Badan Pengelola Dana Kopi untuk Riset dan Pengembangan Komoditas Kopi


Pertanianku — Belakangan ini kopi menjadi komoditas yang cukup banyak dibicarakan, baik di tingkat nasional maupun global. Seringkali kopi-kopi Indonesia menyabet penghargaan sebagai kopi terbaik di dunia. Tentunya, kualitas kopi Indonesia tidak kalah bersaing dengan kopi dari Negara lain. Oleh karena itu, pemerintah mewacanakan untuk membentuk Badan Pengelola Dana Kopi untuk riset dan pengembangan komoditas kopi Indonesia.

komoditas kopi
Foto: Pixabay

Menteri Koordinator Bidang Perekonomian, Darmin Nasution, gagasan membentuk badan tersebut mengacu pada kelembagaan Badan Pengelola Dana Perkebunan (BPDP) Sawit yang sudah ada terlebih dahulu.

“Kami memang berusaha untuk ada semacam BPDP di kelapa sawit, tapi ya karena kopi itu harganya cukup baik, ini masih perlu diajak ngobrol pihak-pihak terkaitnya,” jelas Darmin seperti dikutip dari CNNIndonesia beberapa waktu lalu.

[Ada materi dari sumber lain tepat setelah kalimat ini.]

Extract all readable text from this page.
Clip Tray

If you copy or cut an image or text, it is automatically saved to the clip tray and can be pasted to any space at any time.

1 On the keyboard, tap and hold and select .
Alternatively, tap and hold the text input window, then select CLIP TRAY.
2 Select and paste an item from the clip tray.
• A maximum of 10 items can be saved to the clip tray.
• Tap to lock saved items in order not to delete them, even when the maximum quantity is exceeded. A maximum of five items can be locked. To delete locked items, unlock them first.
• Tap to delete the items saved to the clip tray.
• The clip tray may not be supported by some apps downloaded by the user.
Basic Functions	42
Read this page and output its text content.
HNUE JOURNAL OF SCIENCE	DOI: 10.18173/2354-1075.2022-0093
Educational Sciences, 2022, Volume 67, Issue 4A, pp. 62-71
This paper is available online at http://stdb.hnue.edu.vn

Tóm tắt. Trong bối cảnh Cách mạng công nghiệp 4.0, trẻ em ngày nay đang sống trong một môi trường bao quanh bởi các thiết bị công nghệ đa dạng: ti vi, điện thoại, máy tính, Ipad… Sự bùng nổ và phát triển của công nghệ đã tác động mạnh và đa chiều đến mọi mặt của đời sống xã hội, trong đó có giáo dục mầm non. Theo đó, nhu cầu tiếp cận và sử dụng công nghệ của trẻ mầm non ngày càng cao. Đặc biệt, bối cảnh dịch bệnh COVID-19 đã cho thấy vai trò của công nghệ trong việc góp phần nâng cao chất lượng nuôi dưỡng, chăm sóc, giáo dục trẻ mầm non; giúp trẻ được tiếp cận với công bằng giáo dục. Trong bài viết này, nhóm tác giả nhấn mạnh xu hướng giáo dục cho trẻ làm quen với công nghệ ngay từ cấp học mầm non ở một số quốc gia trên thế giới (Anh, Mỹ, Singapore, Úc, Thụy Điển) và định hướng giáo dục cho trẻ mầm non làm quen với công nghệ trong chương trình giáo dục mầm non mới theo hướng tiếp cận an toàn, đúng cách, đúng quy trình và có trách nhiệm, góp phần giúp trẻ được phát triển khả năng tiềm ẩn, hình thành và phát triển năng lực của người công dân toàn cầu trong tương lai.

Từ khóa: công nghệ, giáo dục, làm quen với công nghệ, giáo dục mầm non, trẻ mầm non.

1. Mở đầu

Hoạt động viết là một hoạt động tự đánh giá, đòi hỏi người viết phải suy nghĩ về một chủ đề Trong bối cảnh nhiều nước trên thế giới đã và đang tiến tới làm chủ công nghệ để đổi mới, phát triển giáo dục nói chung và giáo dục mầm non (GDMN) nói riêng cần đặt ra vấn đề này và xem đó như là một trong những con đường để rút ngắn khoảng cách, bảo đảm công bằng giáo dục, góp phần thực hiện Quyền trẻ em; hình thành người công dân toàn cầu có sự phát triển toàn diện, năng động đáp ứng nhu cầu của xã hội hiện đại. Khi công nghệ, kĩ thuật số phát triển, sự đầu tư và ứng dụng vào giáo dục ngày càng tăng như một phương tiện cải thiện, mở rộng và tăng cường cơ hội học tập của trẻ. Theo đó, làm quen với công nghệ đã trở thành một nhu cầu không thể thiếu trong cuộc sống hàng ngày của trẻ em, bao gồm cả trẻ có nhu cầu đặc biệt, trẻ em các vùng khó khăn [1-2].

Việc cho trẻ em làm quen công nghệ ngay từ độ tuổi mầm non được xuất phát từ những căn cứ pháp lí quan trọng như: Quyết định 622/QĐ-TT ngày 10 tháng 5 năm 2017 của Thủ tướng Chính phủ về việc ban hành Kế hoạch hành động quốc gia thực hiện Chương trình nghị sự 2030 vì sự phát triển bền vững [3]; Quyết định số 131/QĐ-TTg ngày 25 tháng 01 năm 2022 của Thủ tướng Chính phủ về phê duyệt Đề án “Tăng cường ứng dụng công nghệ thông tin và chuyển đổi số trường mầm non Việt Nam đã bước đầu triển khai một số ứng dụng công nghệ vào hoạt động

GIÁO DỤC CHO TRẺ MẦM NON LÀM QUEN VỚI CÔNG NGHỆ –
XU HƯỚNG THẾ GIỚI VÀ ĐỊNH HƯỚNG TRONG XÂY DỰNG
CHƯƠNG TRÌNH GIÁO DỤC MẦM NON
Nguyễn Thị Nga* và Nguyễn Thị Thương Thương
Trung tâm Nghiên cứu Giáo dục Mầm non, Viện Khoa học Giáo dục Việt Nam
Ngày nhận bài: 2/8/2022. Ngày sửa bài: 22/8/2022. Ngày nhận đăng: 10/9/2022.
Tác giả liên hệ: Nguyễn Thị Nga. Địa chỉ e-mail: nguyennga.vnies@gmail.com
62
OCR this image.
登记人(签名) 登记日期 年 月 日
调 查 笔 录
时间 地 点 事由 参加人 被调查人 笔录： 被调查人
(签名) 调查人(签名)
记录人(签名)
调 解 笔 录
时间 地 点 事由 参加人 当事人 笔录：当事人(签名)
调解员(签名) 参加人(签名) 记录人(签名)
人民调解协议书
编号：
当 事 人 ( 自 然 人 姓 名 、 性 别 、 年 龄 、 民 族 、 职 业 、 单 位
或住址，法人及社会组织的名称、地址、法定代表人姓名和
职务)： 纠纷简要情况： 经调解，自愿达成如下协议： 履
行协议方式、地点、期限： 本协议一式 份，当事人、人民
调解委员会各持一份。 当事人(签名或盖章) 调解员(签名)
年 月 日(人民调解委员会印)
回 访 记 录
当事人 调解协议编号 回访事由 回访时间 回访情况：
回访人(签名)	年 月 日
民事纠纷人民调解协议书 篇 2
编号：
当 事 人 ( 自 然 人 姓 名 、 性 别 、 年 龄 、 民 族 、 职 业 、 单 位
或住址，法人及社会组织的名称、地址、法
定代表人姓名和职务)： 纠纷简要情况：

Pembentukan badan ini menurut Darmin bukan gagasan baru. Ia juga mengakui bahwa pembentukan badan ini nantinya akan menemui kendala karena sebagian besar produsen kopi adalah petani rakyat.

Berdasarkan data yang ada, areal kebun kopi di Indonesia saat ini mencapai 1,25 juta hektare yang terdiri atas lahan kopi robusta seluas 0,91 juta hektare dan kopi arabika seluas 0,34 juta hektare. Dari data tersebut, sebanyak 96—96,5 persen lahan kedua jenis kopi dimiliki oleh petani.

“Ini tidak mudah juga. Pokoknya pemerintah mencoba mencari jalan nanti duduk dengan eksportir hingga perusahaan yang ada,” ujar Darmin.

Menurut Darmin keberadaan Badan Pengelola Dana Kopi ini sangat penting karena potensi kopi Indonesia sudah mampu bersaing dengan negara lain dan sudah diakui dunia. Hingga saat ini terdapat 21 varietas kopi di Indonesia, tetapi produksinya masih rendah. Nah, badan inilah yang nantinya akan melakukan riset dan pengembangan untuk meningkatkan produktivitas kopi.

Baca Juga:  Cara Mudah Budidaya Tanaman Kacang Koro Bagi Pemula

Berdasarkan data, produksi kopi robusta hanya 0,53 ton per hektare, sedangkan potensinya mampu mencapai 2 ton per hektare. Adapun produksi kopi arabika baru mencapai 0,55 ton per hektare, sedangkan potensi maksimalnya bisa 5 ton per hektare.

Tingkat produksi yang masih rendah juga dipengaruhi oleh butuhnya peremajaan bagi tanaman kopi. Gambaran idealnya diperlukan peremajaan sebanyak 4 persen dari luas kebun kopi, atau seluas 34.866 hektare untuk kopi robusta dan 13.090 hektare untuk jenis arabika.

Kini, kebun kopi yang perlu diremajakan sudah terlampau luas akibat peremajaan yang terlambat. Untuk robusta sudah mencapai 103.559 hektare dan arabika seluas 37.012 hektare.

“Rendahnya produktivitas menyebabkan petani mendahulukan hidup keluarga kemudian yang menjadi pilihan yang mau tidak mau ditempuh oleh petani. Makanya, kami akan mendorong research di bidang itu, bagaimana budidaya kopi yang benar,” jelas Darmin.

Sebagai informasi menurut data International Coffee Organizzation (ICO), produksi kopi Indonesia pada 2017 mencapai 10,9 juta karung kopi 60 kilogram (kg) atau setara 654.120 ton. Angka ini terbilang menurun ketimbang tahun sebelumnya, yakni 689.460 ton.